Once in a while here at the bunker an assignment comes through the SatCom that makes for a curious afternoon. I was to cover an event called the Beer Mile, and as I waded into the literature and the footage, I became more and more intrigued by this sporting mutation. It looked more like an impromptu frat house initiation than it did a sport.

The Beer Mile is part drinking game, part track and field event. The object is to slam a beer and then sprint a quarter mile, and then repeat those steps three more times, essentially. And vomiting is grounds for disqualification.

The official rules, however, come with variations. In one such iteration, competitors are permitted to vomit while drinking pints before each quarter mile. Another includes a vomit as the start of a fifth quarter mile run. There are many other variations, as explained here.

The record for a standard beer mile were shattered recently by two gentlemen in less than 24 hours. On August 7, Australian Josh Harris, 25, posted a Youtube video of himself finishing a beer mile in 4:56.2. His time beat out James Nielson, who in April 2014 became the first beer mile competitor to break five minutes.

“New beer mile world record, baby,” a smiling Harris says to the camera. 

But even Harris’ record would not stand long, as Lewis Kent, age 21, posted a 4:55.78 time on Youtube just 24 hours later.

The use of what could be understood as performance enhancing or performance detracting substances in a competitive race has in this instance blurred a meta line and taken both activities to new and strenuous levels. I began to respect these athletes for their willingness to encumber themselves and then compete in a sprinting race. So much so that I let my neighbor Gary know of the race and my admiration for the competitors.

As luck would have it, Gary happened to have a six of Olympia Tall Boys in his shop, and the sun was out. Needless to say we decided to give it a shot. Ours became a beer half mile, or at least we decided the lap around our block would do, as long as we downed an OLY before each lap.

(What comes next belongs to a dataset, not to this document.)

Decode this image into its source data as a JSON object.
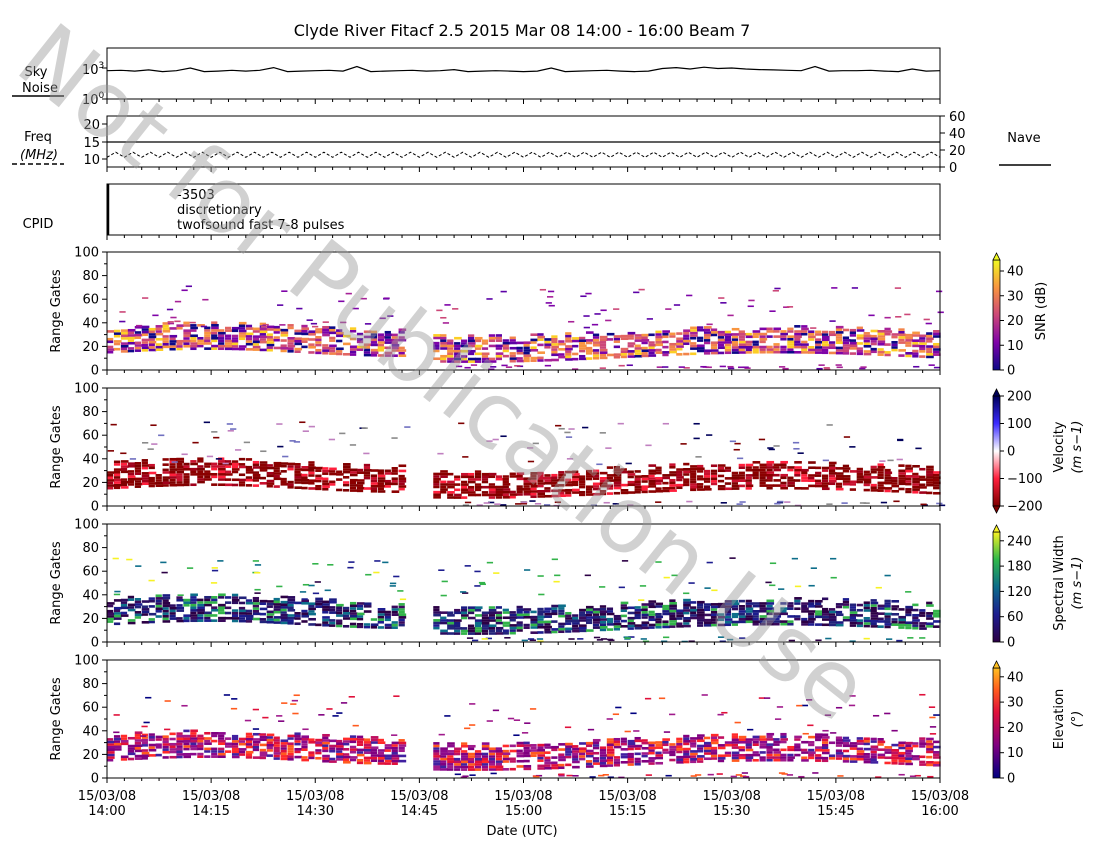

What I can report is that running a lap around any distance and then repeating is tricky enough, but to introduce cheap beer is similar I imagine to running up hill while spinning with a view master viewer strapped to your forehead. The exponential level of fatigue and alcohol-induced vertigo in unrivalled. Gary was able to complete his laps without incident, while I found myself clinging to a neighbor’s pear tree, trying desperately not to pass out. My admiration goes out to the fine athletes who compete in the Beer Mile. With a record time of 4 minutes, fifty-seven seconds, there is some real skill and championship running in the Beer Mile arena.

Do you have what it takes? Try your luck at the Beer Mile World Championships to be held Aug 22 in San Francisco.